The Bustle in a House The Morning after Death Is solemnest of industries Enacted opon Earth – The Sweeping up the Heart And putting Love away We shall not want to use again Until Eternity –
I bustled pots of roses into the boot of the car. Some of them are suffering, the heat has been remorseless and in their pots they can’t really stand more than a day or two without watering. I’ve brought them here, to stand in buckets of water in the shade. These are the yellow roses she loved and had gone on an expedition into Cheshire to find at one of the last local rose nurseries.
I thought it was just going to be ‘collecting the pots’ but of course it was more like mourning, what Emily Dickinson calls ‘the sweeping up the heart/putting love away’. Each pot was a pot she had loved and whatever was in that pot was something she had chosen, had been in relation to. I felt both close to and distant from the living hand that had planted the scaevola, had planted a great display of bidens.
The pots are staying with me for a while until Angie’s daughters take any they want, and then I’ll take the rest to Calderstones.
***
And at Calderstones life this week has all been about watering. Watering our pots and anything newly planted - trees, shrubs and even the new annuals bed. But nothing else - the borders and lawn must take their chances. And yet because Calderstones earth holds onto moisture our David Austen Roses are looking magnificent.

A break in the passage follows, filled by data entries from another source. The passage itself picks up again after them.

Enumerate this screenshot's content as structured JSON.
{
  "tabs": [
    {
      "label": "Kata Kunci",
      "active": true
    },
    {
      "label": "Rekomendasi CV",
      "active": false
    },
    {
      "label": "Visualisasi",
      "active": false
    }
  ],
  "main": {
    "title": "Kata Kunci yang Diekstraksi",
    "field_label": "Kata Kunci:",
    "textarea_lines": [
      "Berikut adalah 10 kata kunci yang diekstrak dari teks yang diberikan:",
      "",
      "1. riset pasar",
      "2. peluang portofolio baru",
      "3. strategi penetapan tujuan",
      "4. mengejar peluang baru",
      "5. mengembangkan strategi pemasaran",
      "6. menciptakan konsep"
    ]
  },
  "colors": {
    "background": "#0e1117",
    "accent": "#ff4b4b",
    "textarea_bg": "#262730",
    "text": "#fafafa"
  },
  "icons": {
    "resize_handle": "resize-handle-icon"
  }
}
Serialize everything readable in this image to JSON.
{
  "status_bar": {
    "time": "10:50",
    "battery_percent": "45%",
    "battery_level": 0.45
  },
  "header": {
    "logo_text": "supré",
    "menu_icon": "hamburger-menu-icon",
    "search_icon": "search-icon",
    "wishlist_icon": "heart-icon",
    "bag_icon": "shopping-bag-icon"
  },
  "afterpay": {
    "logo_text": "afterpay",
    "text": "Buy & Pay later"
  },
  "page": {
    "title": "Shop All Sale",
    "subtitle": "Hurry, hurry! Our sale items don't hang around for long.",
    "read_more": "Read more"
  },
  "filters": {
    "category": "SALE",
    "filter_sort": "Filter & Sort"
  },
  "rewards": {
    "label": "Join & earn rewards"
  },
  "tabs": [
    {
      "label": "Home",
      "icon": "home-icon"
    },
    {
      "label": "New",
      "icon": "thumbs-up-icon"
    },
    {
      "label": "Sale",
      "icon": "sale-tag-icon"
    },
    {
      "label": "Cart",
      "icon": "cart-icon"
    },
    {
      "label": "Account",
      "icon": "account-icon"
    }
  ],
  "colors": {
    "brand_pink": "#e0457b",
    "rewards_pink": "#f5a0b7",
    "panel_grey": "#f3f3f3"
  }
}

We said a fond farewell to Jigdee (Jigdbayar) who has been with us (from Mongolia) since April. And we welcomed a new volunteer, Miranda, whose (Chinese) family live very close to Jigdee’s part of Mongolia!


Front Border is in its height of June glory (but don’t look too closely, lots of weeds) and the David Austin roses here (Gabriel Oak) are beginning to provide the thing we need to work on - the repetitions, the rhythm.
Get in the shade, readers!








I hadn't thought about that before: the poignancy of dismantling a garden when someone dies. What a beautiful lasting memory to have your friend's plants live on in other gardens.